Pen on paper – a blog, a diary. This was the way I started my blogging “career” eight years ago. I’m writing without knowing when, how and where I’ll be able to publish this.

The consolation of losing internet is that I spend more time observing, remembering and accumulating images, portraits. I remember I used to have a much better memory during the first years I blogged like this with pen on paper. Lichinga, capital of Niassa province, does not seem to have changed as much as certain privileged neighborhoods in Maputo, where the rate of construction shocked me last week. However, there do appear to be some construction on older buildings, especially public ones. It could be my imagination, but there also seems to be more traffic – passenger cars, and motorbikes of all kinds.

 

The first impression one has arriving from the air is the dimension of areas planted with pine trees – the picture is quite visible from the air – there is a big nursery only a few kilometres from the city. The pine trees make a pattern, they seem like legions of disciplined freckles on the earth’s skin. (I’ll come back to the question of the pine trees later.)

The landing is brusque.

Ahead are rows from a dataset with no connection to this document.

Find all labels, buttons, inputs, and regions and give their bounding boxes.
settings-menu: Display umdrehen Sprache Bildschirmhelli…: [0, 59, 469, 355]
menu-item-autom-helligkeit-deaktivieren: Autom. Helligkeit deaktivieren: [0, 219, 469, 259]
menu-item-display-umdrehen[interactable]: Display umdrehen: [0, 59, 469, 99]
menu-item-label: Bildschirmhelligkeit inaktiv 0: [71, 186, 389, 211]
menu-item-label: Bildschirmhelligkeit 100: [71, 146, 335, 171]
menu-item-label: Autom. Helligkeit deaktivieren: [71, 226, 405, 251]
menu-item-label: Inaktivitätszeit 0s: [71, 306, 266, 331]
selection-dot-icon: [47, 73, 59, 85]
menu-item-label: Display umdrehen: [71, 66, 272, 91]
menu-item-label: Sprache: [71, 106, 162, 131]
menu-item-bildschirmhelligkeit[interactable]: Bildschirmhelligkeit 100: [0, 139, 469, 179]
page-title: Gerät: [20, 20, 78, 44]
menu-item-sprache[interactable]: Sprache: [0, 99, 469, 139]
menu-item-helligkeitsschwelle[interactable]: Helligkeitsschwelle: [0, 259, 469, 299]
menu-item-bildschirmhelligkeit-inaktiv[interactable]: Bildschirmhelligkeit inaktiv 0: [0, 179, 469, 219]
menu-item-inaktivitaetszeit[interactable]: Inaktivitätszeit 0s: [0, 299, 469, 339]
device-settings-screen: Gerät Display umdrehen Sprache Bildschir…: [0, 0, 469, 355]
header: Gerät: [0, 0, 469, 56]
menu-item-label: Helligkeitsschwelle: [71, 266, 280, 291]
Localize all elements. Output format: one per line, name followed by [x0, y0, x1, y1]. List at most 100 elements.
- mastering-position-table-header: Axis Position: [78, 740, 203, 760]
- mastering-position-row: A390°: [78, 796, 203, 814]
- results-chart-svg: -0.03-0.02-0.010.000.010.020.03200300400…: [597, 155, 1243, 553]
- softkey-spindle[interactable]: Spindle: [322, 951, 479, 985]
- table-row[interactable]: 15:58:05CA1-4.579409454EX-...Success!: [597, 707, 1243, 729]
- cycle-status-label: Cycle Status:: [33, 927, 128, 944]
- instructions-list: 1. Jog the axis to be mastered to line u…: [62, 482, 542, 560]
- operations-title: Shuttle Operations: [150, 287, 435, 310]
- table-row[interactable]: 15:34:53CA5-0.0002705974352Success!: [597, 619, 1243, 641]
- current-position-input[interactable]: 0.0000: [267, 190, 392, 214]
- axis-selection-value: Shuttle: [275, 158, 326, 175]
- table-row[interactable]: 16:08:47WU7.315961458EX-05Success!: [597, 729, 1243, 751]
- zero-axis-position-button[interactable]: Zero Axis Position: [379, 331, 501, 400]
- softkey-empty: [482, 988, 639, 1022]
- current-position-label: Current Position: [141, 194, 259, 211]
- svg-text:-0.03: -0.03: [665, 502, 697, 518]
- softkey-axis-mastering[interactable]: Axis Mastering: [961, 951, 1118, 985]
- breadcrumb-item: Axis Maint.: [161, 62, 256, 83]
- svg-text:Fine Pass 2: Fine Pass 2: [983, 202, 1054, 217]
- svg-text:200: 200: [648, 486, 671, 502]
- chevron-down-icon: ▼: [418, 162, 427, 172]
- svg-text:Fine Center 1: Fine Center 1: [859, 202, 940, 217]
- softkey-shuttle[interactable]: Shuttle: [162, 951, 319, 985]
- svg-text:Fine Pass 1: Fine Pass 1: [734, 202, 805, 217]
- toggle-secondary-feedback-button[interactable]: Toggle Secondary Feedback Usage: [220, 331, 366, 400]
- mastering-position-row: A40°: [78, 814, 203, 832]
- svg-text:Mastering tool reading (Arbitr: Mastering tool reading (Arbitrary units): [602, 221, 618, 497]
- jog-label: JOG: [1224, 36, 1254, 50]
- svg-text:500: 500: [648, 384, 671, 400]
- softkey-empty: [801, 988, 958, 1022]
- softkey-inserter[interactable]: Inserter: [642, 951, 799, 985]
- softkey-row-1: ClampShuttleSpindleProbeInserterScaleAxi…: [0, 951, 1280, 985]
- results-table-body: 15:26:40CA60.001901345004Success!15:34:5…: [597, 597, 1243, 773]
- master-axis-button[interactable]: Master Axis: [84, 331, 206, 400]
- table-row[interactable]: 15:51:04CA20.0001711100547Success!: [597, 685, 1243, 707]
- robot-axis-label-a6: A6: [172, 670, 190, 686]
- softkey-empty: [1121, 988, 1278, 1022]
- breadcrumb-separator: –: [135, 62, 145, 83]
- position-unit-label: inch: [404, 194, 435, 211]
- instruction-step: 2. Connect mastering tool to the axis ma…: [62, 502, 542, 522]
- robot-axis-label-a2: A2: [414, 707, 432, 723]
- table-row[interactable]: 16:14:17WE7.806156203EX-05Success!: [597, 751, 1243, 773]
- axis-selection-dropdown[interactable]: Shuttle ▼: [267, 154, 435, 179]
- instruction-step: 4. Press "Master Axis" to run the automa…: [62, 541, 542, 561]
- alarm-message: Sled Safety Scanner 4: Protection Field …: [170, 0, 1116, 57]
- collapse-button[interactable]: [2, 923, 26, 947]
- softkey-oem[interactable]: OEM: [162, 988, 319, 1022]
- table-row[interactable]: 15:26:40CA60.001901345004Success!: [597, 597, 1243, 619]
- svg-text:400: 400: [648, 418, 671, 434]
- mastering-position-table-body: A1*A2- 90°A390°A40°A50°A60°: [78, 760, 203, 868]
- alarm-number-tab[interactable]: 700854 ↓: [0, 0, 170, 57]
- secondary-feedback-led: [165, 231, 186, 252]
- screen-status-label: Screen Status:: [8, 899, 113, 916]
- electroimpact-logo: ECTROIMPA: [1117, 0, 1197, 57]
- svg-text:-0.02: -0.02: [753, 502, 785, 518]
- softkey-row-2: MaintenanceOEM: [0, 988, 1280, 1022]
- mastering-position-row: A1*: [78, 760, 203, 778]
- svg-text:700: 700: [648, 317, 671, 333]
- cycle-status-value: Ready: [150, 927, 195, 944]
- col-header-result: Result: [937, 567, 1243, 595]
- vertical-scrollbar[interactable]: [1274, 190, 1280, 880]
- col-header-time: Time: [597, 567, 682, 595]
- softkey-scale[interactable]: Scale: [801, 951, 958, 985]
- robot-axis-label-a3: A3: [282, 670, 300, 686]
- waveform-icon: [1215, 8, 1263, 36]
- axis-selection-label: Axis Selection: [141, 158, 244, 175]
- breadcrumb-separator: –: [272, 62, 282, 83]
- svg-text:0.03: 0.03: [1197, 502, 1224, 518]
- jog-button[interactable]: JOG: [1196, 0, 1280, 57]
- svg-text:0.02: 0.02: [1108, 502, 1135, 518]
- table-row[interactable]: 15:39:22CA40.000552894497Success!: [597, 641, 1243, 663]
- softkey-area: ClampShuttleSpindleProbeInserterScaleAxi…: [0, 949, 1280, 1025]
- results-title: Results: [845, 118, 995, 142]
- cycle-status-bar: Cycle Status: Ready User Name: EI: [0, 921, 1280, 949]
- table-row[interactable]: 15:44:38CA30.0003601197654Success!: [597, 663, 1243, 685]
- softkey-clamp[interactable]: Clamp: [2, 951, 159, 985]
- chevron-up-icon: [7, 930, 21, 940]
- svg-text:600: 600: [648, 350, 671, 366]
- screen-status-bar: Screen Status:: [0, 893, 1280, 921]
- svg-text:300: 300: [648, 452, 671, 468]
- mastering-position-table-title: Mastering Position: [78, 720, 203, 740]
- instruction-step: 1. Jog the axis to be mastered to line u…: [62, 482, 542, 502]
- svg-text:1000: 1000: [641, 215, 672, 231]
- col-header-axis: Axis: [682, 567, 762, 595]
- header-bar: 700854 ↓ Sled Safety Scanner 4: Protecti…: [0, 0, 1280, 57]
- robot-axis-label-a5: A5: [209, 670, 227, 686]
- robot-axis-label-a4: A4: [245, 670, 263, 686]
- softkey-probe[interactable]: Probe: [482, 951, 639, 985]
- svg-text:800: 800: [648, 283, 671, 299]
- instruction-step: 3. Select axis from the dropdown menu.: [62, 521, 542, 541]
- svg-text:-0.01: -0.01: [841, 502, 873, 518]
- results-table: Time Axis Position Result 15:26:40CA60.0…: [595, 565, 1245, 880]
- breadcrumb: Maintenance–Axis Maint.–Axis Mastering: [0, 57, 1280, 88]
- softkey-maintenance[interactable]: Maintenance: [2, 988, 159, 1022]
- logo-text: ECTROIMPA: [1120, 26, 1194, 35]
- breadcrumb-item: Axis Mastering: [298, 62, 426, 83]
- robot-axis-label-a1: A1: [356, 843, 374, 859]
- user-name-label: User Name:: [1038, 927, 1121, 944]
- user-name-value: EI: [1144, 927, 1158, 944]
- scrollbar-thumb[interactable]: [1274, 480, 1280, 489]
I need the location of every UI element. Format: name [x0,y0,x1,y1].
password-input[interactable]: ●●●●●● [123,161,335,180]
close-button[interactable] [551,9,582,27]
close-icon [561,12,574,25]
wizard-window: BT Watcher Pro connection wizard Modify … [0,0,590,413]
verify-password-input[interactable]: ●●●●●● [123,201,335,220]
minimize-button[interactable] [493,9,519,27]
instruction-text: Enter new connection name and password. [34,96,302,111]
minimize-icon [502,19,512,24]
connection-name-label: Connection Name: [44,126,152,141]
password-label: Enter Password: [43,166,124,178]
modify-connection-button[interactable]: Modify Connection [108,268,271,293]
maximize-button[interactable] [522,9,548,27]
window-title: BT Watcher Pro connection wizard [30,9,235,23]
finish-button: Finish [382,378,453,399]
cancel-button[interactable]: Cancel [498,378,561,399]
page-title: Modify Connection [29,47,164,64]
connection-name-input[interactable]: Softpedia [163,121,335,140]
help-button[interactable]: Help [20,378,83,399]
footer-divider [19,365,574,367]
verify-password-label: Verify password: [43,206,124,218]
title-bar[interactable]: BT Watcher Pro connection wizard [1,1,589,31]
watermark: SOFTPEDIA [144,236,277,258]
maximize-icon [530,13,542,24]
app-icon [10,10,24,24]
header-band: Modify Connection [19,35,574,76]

The airport of Lichinga is a colonial jewel that has been quite well maintained – the lookout deck from the café above was totally packed with people for the arrival of the plane, which is one of the biggest social events of the weekend. Kids sitting on top of the railings with their feet dangling, pointing at the plane. Quick baggage collection, and posters of Guebuza stapled 3 meters high on the pine trees in the parking lot.

I’m at the Mária Bakery, the social heart of the “paved” city of Lichinga, which was the first place to install a wifi network, and, from the looks of things, gave up a couple of months ago on this public service. Sons and daughters of the elites come here to eat pizza on a Sunday afternoon, while barefoot kids play outside begging for change as people come and go. But these contrasts are mitigated by the bread business that Mária does, which attracts also those with a little change in pocket. It seems the Portuguese left their taste for bread everywhere they went around the world. The gasoline pumps outside simply don’t stop filling tanks, there is a mess of motorbikes, bicyclists with jerry cans, cars, agressive truckers competing to fill up.

I see tons of “fixies” – so in fashion in London – those bicycles with no gears. Here people use these out of necessity, sometimes giving lifts to their partners and friends. I feel like asking the hipsters of East London to see the “true” fixie, the provincial Mozambican version.

The main street is also the stage for a beautiful parade of capulanas – cloth originally printed with wax, like batik. To “amarrar capulana” is one of the most essentially feminine things here. And here the capulanas come directly from the source, Tanzania. The color palette is dominated by deep greens, purples, blues and brown – beautiful colors.